E levantou-se indo na direção da cozinha, deixando-me sós com a minha cuia de chimarrão. Com cautela, por causa da água quente, tomei o primeiro gole pensando se me veria agarrado a algum peito imaginário mamando um pouco, mas, surpresa, assim que o amargo da erva desceu pela minha garganta o que vi foi espantoso: primeiro foi o Brizola que se aproximou falando pausadamente em matear um pouco; o Getulio vinha lá longe, despassito, sorrindo, de braço dado com o Roosevelt; em sentido oposto apareceram, Adolf, Mussolini e o Imperador Japonês; o Nero chegou num rompante, fazendo um cavalo-de-pau com a sua Biga, trazendo de carona Paulo VI e Sindona; Lênin vinha acompanhado de Stalin, Stedile e Chaves; Dick Cheney vinha cercado de árabes que não pude divulgar direito quem eram... De repente o meu chimarrão virou uma tertúlia! Que turma fui arrumar com esse negócio na mão, pensei.

- Credo!

Exclamei de espanto: o Saddam viera de pescoço destroncado, parecia com o do Frankensteim. Puxando jegues apareceram Lula, Sarney, Collor e Renan, mais atrás dava para ver que estavam chegando mais três presidentes de partidos e a coisa ia engrossando: do alto, apareceu um enorme helicóptero do qual desceu primeiramente uma figura que parecia um gnomo vestindo uma túnica branca, um gorro e sapato vermelhos, seguido por nada menos que o Jorge W. Bush!... Olhei em direção da cozinha, o meu amigo se demorava e eu ali, segurando firme a cuia e tomando o seu chá amargo e quente, pensando: é hoje que não durmo nem com reza braba!

De repente, um arrepio, senti o meu corpo todo se remexer como uma cobra e, agarrando-me ainda mais firme na cuia, senti o Clodovil se achegando em mim, pedindo para dar uma chupadinha na minha bomba. Por sorte o meu amigo vinha chegando com a água quente e o povo desapareceu numa nuvem de fumaça:

- O trem forte essa coisa, sô! É hoje que não durmo.
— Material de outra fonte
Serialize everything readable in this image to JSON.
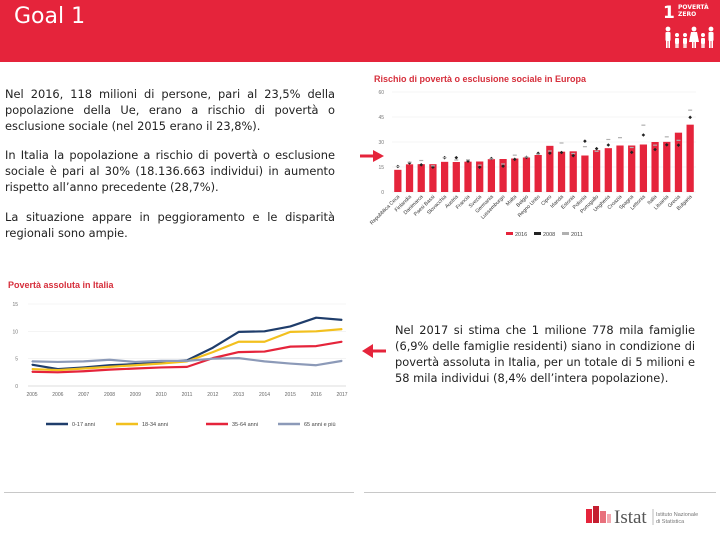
{
  "header": {
    "title": "Goal 1",
    "sdg_number": "1",
    "sdg_label": "POVERTÀ\nZERO",
    "color": "#e5243b"
  },
  "paragraphs": {
    "p1": "Nel 2016, 118 milioni di persone, pari al 23,5% della popolazione della Ue, erano a rischio di povertà o esclusione sociale (nel 2015 erano il 23,8%).",
    "p2": "In Italia la popolazione a rischio di povertà o esclusione sociale è pari al 30% (18.136.663 individui) in aumento rispetto all’anno precedente (28,7%).",
    "p3": "La situazione appare in peggioramento e le disparità regionali sono ampie.",
    "p4": "Nel 2017 si stima che 1 milione 778 mila famiglie (6,9% delle famiglie residenti) siano in condizione di povertà assoluta in Italia, per un totale di 5 milioni e 58 mila individui (8,4% dell’intera popolazione)."
  },
  "chart_data": [
    {
      "type": "bar",
      "title": "Rischio di povertà o esclusione sociale in Europa",
      "categories": [
        "Repubblica Ceca",
        "Finlandia",
        "Danimarca",
        "Paesi Bassi",
        "Slovacchia",
        "Austria",
        "Francia",
        "Svezia",
        "Germania",
        "Lussemburgo",
        "Malta",
        "Belgio",
        "Regno Unito",
        "Cipro",
        "Irlanda",
        "Estonia",
        "Polonia",
        "Portogallo",
        "Ungheria",
        "Croazia",
        "Spagna",
        "Lettonia",
        "Italia",
        "Lituania",
        "Grecia",
        "Bulgaria"
      ],
      "ylim": [
        0,
        60
      ],
      "yticks": [
        "0",
        "15",
        "30",
        "45",
        "60"
      ],
      "series": [
        {
          "name": "2016",
          "color": "#e5243b",
          "values": [
            13.3,
            16.6,
            16.7,
            16.7,
            18.1,
            18.0,
            18.2,
            18.3,
            19.7,
            19.8,
            20.1,
            20.7,
            22.2,
            27.7,
            24.2,
            24.4,
            21.9,
            25.1,
            26.3,
            27.9,
            27.9,
            28.5,
            30.0,
            30.1,
            35.6,
            40.4
          ]
        },
        {
          "name": "2008",
          "color": "#222222",
          "values": [
            15.3,
            17.4,
            16.3,
            14.9,
            20.6,
            20.6,
            18.5,
            14.9,
            20.1,
            15.5,
            19.6,
            20.8,
            23.2,
            23.3,
            23.7,
            21.8,
            30.5,
            26.0,
            28.2,
            null,
            23.8,
            34.2,
            25.5,
            28.3,
            28.1,
            44.8
          ]
        },
        {
          "name": "2011",
          "color": "#b0b0b0",
          "values": [
            15.3,
            17.9,
            18.9,
            15.7,
            20.6,
            19.2,
            19.3,
            16.1,
            19.9,
            16.8,
            22.1,
            21.0,
            22.7,
            24.6,
            29.4,
            23.1,
            27.2,
            24.4,
            31.5,
            32.6,
            26.7,
            40.1,
            28.1,
            33.1,
            31.0,
            49.1
          ]
        }
      ]
    },
    {
      "type": "line",
      "title": "Povertà assoluta in Italia",
      "categories": [
        "2005",
        "2006",
        "2007",
        "2008",
        "2009",
        "2010",
        "2011",
        "2012",
        "2013",
        "2014",
        "2015",
        "2016",
        "2017"
      ],
      "ylim": [
        0,
        15
      ],
      "yticks": [
        "0",
        "5",
        "10",
        "15"
      ],
      "series": [
        {
          "name": "0-17 anni",
          "color": "#1f3d6b",
          "values": [
            3.9,
            3.1,
            3.4,
            3.8,
            4.0,
            4.3,
            4.7,
            7.0,
            9.9,
            10.0,
            10.9,
            12.5,
            12.1
          ]
        },
        {
          "name": "18-34 anni",
          "color": "#f2c01e",
          "values": [
            3.1,
            2.9,
            3.2,
            3.5,
            3.8,
            4.1,
            4.5,
            6.2,
            8.1,
            8.1,
            9.9,
            10.0,
            10.4
          ]
        },
        {
          "name": "35-64 anni",
          "color": "#e5243b",
          "values": [
            2.6,
            2.5,
            2.7,
            3.0,
            3.2,
            3.4,
            3.5,
            5.1,
            6.2,
            6.3,
            7.2,
            7.3,
            8.1
          ]
        },
        {
          "name": "65 anni e più",
          "color": "#8c9ab8",
          "values": [
            4.5,
            4.4,
            4.5,
            4.8,
            4.4,
            4.6,
            4.6,
            5.0,
            5.1,
            4.5,
            4.1,
            3.8,
            4.6
          ]
        }
      ]
    }
  ],
  "logo": {
    "name": "Istat",
    "subtitle": "Istituto Nazionale\ndi Statistica"
  }
}
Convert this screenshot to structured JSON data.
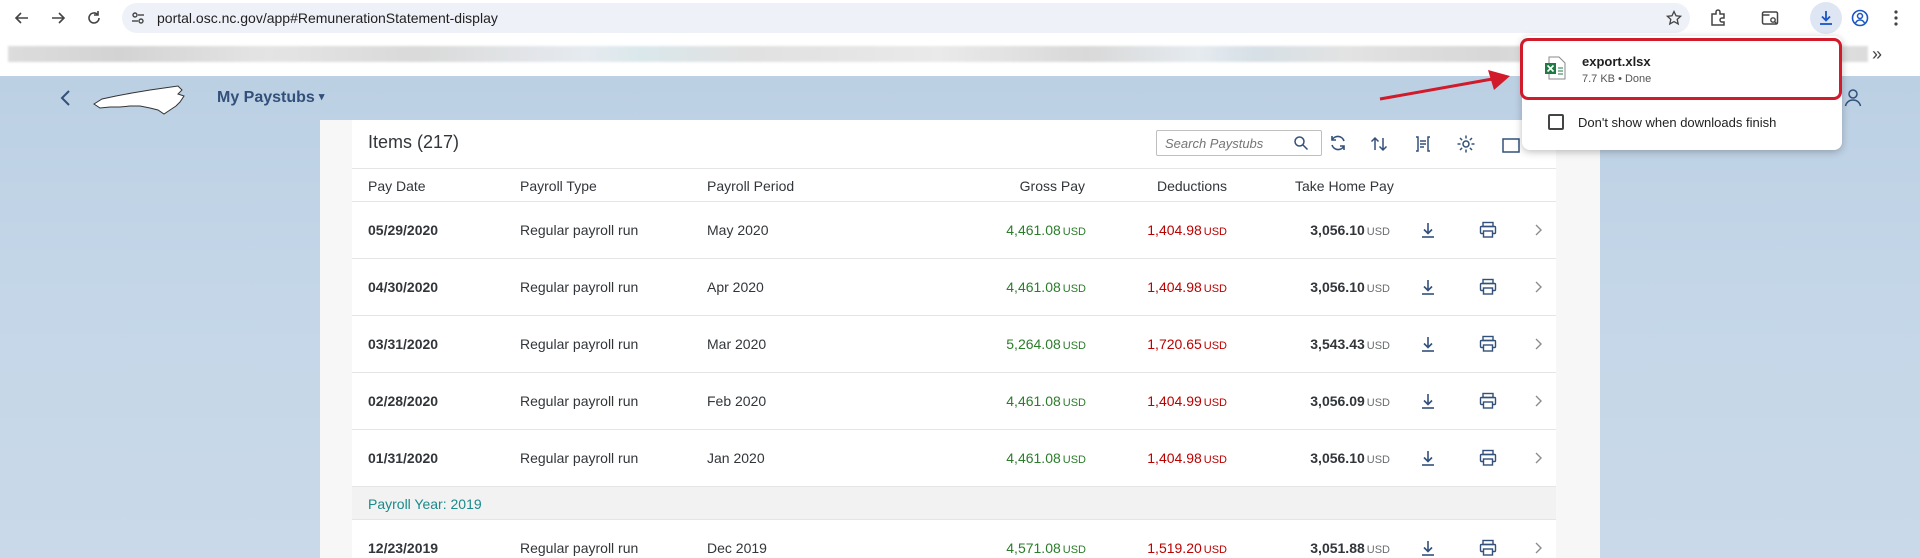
{
  "browser": {
    "url": "portal.osc.nc.gov/app#RemunerationStatement-display",
    "icons": [
      "back-arrow-icon",
      "forward-arrow-icon",
      "reload-icon",
      "site-info-icon",
      "bookmark-star-icon",
      "extensions-icon",
      "tab-search-icon",
      "download-icon",
      "profile-icon",
      "more-menu-icon"
    ],
    "bookmarks_overflow": "»"
  },
  "download_popup": {
    "file_name": "export.xlsx",
    "status": "7.7 KB • Done",
    "checkbox_label": "Don't show when downloads finish",
    "checkbox_checked": false
  },
  "app": {
    "title": "My Paystubs",
    "title_caret": "▾"
  },
  "table": {
    "title": "Items (217)",
    "search_placeholder": "Search Paystubs",
    "columns": {
      "pay_date": "Pay Date",
      "payroll_type": "Payroll Type",
      "payroll_period": "Payroll Period",
      "gross_pay": "Gross Pay",
      "deductions": "Deductions",
      "take_home_pay": "Take Home Pay"
    },
    "currency": "USD",
    "rows": [
      {
        "pay_date": "05/29/2020",
        "payroll_type": "Regular payroll run",
        "payroll_period": "May 2020",
        "gross": "4,461.08",
        "deductions": "1,404.98",
        "take_home": "3,056.10"
      },
      {
        "pay_date": "04/30/2020",
        "payroll_type": "Regular payroll run",
        "payroll_period": "Apr 2020",
        "gross": "4,461.08",
        "deductions": "1,404.98",
        "take_home": "3,056.10"
      },
      {
        "pay_date": "03/31/2020",
        "payroll_type": "Regular payroll run",
        "payroll_period": "Mar 2020",
        "gross": "5,264.08",
        "deductions": "1,720.65",
        "take_home": "3,543.43"
      },
      {
        "pay_date": "02/28/2020",
        "payroll_type": "Regular payroll run",
        "payroll_period": "Feb 2020",
        "gross": "4,461.08",
        "deductions": "1,404.99",
        "take_home": "3,056.09"
      },
      {
        "pay_date": "01/31/2020",
        "payroll_type": "Regular payroll run",
        "payroll_period": "Jan 2020",
        "gross": "4,461.08",
        "deductions": "1,404.98",
        "take_home": "3,056.10"
      }
    ],
    "group_label": "Payroll Year: 2019",
    "rows_2019": [
      {
        "pay_date": "12/23/2019",
        "payroll_type": "Regular payroll run",
        "payroll_period": "Dec 2019",
        "gross": "4,571.08",
        "deductions": "1,519.20",
        "take_home": "3,051.88"
      }
    ]
  },
  "colors": {
    "gross": "#2b7c2b",
    "deductions": "#bb0000",
    "group_label": "#1a8a8a",
    "title": "#32507a",
    "highlight": "#d11a2a"
  }
}
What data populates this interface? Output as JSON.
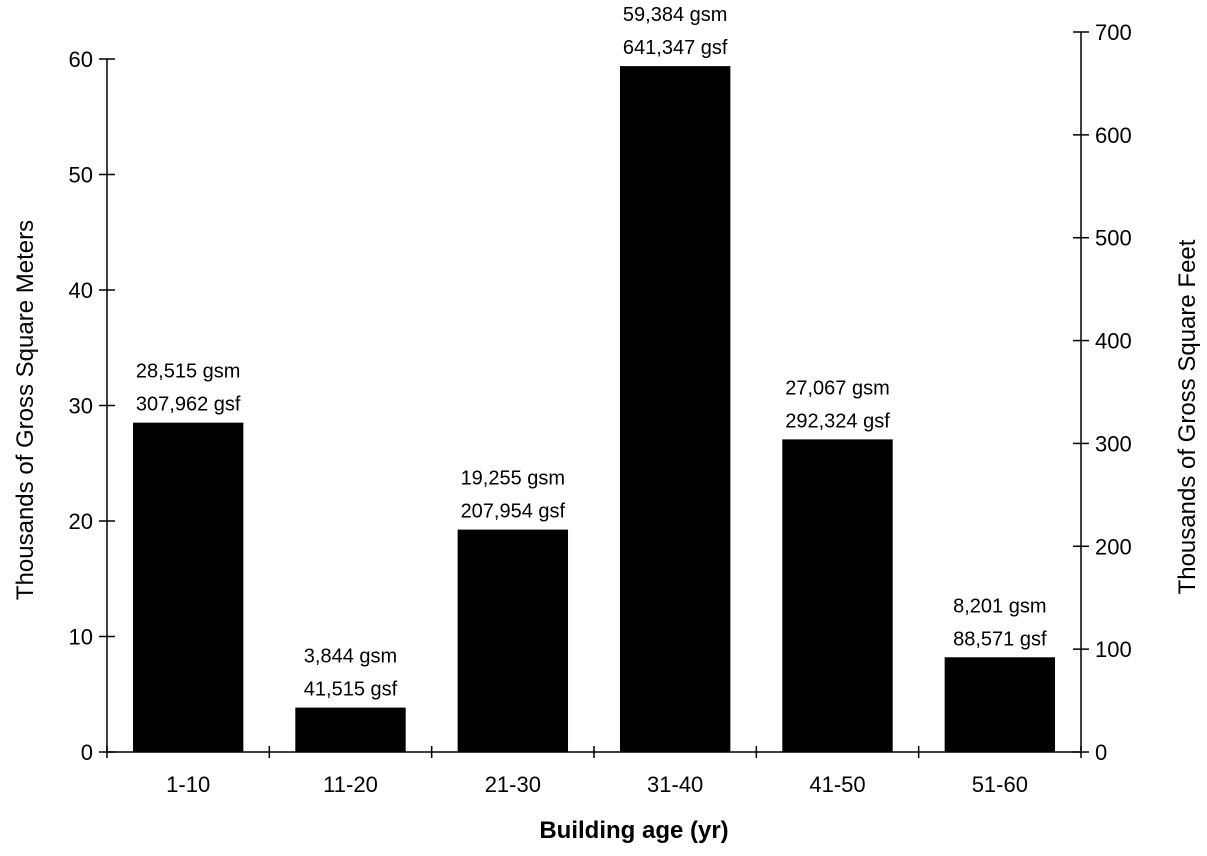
{
  "chart_data": {
    "type": "bar",
    "categories": [
      "1-10",
      "11-20",
      "21-30",
      "31-40",
      "41-50",
      "51-60"
    ],
    "series": [
      {
        "values": [
          28.515,
          3.844,
          19.255,
          59.384,
          27.067,
          8.201
        ]
      }
    ],
    "data_labels": [
      [
        "28,515 gsm",
        "307,962 gsf"
      ],
      [
        "3,844 gsm",
        "41,515 gsf"
      ],
      [
        "19,255 gsm",
        "207,954 gsf"
      ],
      [
        "59,384 gsm",
        "641,347 gsf"
      ],
      [
        "27,067 gsm",
        "292,324 gsf"
      ],
      [
        "8,201 gsm",
        "88,571 gsf"
      ]
    ],
    "title": "",
    "xlabel": "Building age (yr)",
    "ylabel": "Thousands of Gross Square Meters",
    "ylabel_right": "Thousands of Gross Square Feet",
    "ylim": [
      0,
      60
    ],
    "ylim_right": [
      0,
      700
    ],
    "yticks": [
      0,
      10,
      20,
      30,
      40,
      50,
      60
    ],
    "yticks_right": [
      0,
      100,
      200,
      300,
      400,
      500,
      600,
      700
    ],
    "grid": false,
    "legend": "none",
    "bar_color": "#000000"
  }
}
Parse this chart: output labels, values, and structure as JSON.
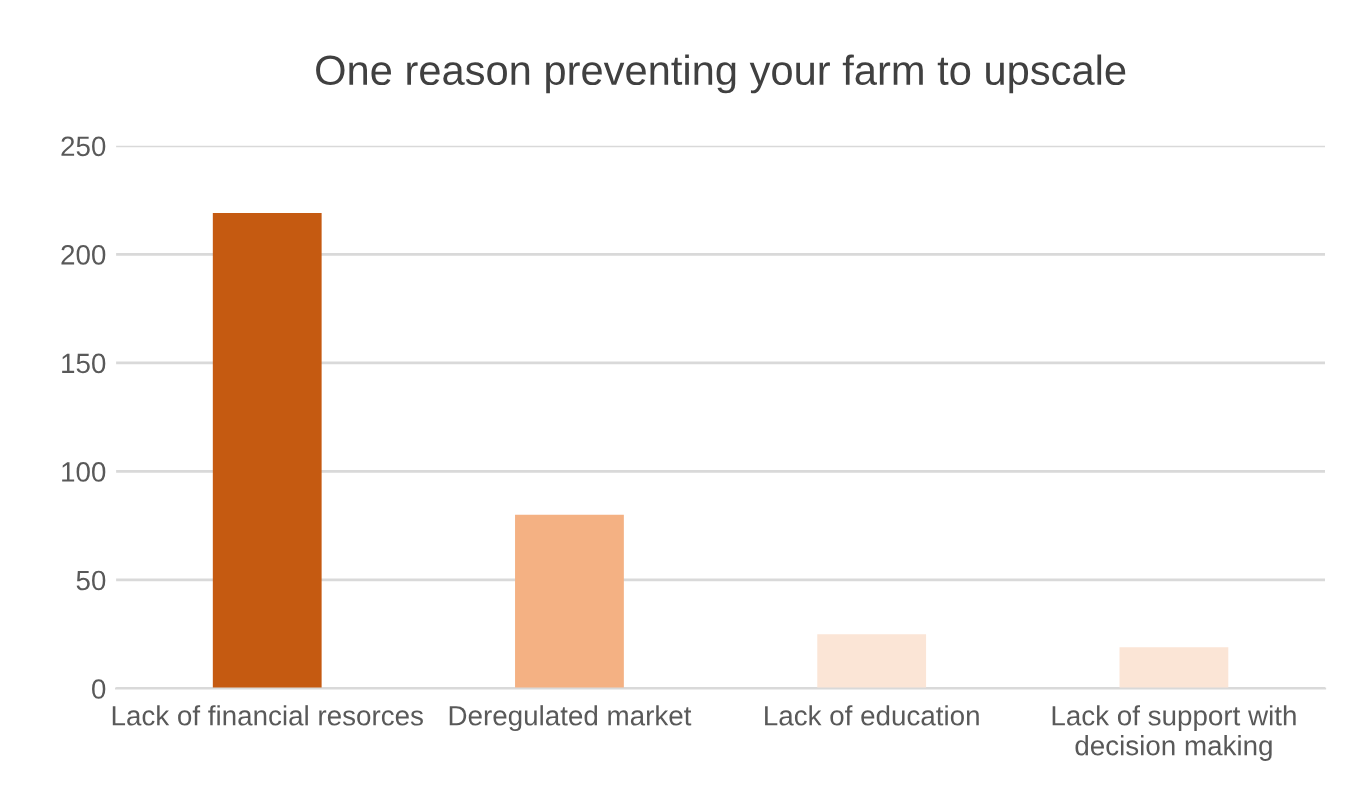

Disse, alcançando-lhe a cuia.

- Bobagem, guri!

- Não sei como você agüenta com isso?

- To acostumado, tchê!

- E o Clodovil?

Cutuquei.

- Pois refleti no que tu me disseste e penso que tens razão: cada um é o que é e o Poder só expõe o que a pessoa tem de mais forte dentro de si...

Disse, enchendo novamente a cuia, agora mais conformado.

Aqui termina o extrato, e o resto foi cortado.